Where to start. For me the list is almost endless. Ukraine has the heart, right to protect its borders, support from international law, etc. but it doesn't matter when the international community refuses to defend Ukraine with its own military. Aside from a few more modern foreign supplied armaments almost everything is stacked against Ukraine. Ukraine and Russian have complex history. There's a sizeable Russian population in Ukraine, a mismatch in GDP/population/natural resources/nuclear weapons/military/leadership.... And dictators are almost impossible to remove.

And after the war Ukraine needs to keep the proverbial nose clean especially avoiding close relationships with the west or Putler will return. Its all understood. The west will only support via a distant proxy war.

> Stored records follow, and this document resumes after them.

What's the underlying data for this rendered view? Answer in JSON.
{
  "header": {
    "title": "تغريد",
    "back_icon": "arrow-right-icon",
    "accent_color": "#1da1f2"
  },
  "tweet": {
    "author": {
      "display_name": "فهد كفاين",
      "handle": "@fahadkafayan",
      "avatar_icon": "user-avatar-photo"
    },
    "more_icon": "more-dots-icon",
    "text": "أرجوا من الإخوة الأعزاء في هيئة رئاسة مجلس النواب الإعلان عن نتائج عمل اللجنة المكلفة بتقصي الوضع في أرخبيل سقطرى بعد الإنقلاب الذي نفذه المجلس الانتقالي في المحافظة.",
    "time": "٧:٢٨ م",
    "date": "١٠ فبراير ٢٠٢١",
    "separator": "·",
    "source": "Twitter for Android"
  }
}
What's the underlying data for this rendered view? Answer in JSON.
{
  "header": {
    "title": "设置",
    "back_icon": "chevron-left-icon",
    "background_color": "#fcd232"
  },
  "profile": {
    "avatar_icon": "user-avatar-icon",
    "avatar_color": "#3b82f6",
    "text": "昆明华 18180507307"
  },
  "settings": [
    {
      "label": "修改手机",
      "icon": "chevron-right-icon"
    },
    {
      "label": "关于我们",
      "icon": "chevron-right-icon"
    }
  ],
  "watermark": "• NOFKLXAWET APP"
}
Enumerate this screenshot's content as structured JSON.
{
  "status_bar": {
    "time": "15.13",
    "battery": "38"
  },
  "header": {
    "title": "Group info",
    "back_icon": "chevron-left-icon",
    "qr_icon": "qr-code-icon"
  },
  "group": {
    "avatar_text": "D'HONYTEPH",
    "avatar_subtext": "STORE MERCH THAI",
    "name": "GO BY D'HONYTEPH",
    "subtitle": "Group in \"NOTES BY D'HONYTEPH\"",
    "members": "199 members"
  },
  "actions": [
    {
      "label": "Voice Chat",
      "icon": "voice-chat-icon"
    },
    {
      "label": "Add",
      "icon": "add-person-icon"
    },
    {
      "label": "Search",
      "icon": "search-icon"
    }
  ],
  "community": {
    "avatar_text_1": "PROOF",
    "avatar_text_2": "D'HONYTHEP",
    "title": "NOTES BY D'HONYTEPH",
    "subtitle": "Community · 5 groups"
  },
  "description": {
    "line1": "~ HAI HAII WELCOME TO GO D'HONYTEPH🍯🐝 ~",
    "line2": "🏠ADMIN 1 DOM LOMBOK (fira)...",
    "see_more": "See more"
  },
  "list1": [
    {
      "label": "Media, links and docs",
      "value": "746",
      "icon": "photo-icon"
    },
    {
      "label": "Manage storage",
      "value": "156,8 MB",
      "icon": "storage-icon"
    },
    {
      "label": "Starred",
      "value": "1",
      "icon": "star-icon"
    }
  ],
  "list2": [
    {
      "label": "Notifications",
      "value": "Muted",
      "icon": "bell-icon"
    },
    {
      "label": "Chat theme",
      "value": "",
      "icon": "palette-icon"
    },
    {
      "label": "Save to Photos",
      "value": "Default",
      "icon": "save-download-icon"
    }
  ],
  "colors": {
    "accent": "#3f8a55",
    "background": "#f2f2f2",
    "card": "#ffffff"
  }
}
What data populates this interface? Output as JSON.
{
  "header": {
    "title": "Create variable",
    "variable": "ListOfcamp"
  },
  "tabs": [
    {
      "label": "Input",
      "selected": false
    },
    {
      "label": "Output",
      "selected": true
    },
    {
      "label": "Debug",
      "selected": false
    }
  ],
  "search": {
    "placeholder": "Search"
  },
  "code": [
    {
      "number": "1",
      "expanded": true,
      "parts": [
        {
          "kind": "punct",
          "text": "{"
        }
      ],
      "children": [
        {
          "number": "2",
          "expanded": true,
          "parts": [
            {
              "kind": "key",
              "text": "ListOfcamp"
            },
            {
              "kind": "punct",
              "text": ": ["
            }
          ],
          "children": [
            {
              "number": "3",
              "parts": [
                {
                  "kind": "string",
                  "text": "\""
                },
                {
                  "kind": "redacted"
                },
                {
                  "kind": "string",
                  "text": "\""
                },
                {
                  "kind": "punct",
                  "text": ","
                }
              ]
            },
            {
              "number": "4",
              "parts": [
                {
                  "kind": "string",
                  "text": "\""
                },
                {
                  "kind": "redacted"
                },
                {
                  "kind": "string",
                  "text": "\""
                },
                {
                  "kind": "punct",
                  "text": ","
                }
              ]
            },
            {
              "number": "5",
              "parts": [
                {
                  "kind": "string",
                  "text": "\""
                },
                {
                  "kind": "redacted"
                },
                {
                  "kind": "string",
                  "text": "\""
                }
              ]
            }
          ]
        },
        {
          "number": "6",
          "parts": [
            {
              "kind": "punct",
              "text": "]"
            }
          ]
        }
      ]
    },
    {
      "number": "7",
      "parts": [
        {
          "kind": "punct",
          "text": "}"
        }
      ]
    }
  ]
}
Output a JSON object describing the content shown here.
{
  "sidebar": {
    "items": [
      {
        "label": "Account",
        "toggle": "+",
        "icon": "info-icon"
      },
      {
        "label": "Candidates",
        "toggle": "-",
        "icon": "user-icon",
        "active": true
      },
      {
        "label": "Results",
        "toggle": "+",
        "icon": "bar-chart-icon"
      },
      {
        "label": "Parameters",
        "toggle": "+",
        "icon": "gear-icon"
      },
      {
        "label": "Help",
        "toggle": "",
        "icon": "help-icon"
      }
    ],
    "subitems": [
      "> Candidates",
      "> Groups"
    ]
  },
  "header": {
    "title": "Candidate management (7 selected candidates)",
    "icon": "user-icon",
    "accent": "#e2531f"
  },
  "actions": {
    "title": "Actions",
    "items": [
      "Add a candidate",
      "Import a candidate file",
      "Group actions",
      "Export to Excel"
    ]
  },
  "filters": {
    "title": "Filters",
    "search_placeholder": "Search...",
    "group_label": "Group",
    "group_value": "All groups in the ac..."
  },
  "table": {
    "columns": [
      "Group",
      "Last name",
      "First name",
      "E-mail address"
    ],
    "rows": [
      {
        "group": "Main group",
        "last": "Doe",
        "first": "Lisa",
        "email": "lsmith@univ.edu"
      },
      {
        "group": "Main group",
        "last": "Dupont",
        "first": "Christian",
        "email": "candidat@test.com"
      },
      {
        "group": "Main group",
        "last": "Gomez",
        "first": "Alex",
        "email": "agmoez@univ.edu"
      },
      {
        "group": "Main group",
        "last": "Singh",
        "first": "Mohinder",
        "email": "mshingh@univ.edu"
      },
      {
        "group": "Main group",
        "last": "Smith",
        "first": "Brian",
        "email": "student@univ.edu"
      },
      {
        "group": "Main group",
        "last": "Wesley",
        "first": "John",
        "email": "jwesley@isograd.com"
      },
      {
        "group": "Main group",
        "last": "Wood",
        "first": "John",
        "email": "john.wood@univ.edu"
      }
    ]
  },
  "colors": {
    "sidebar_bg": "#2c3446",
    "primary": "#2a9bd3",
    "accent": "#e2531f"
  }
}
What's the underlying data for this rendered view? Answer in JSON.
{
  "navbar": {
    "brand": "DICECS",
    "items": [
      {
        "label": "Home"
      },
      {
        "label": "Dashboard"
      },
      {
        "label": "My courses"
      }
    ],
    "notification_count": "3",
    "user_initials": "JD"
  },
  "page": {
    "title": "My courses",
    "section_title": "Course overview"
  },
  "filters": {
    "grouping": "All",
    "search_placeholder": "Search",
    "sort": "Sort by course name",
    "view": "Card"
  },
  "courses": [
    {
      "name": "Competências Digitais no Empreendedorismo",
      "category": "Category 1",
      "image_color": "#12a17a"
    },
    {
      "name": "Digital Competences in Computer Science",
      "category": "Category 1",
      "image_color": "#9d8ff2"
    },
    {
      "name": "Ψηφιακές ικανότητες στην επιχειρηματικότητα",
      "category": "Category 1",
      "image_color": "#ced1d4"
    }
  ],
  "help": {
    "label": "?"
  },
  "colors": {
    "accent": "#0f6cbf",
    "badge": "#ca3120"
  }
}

It's shades of Hong Kong. And more similar to what might happen in Taiwan.
 
Where to start. For me the list is almost endless. Ukraine has the heart, right to protect its borders, support from international law, etc. but it doesn't matter when the international community refuses to defend Ukraine with its own military. Aside from a few more modern foreign supplied armaments almost everything is stacked against Ukraine. Ukraine and Russian have complex history. There's a sizeable Russian population in Ukraine, a mismatch in GDP/population/natural resources/nuclear weapons/military/leadership.... And dictators are almost impossible to remove.

And after the war Ukraine needs to keep the proverbial nose clean especially avoiding close relationships with the west or Putler will return. Its all understood. The west will only support via a distant proxy war.

It's shades of Hong Kong. And more similar to what might happen in Taiwan.

Are we watching the same conflict unfold?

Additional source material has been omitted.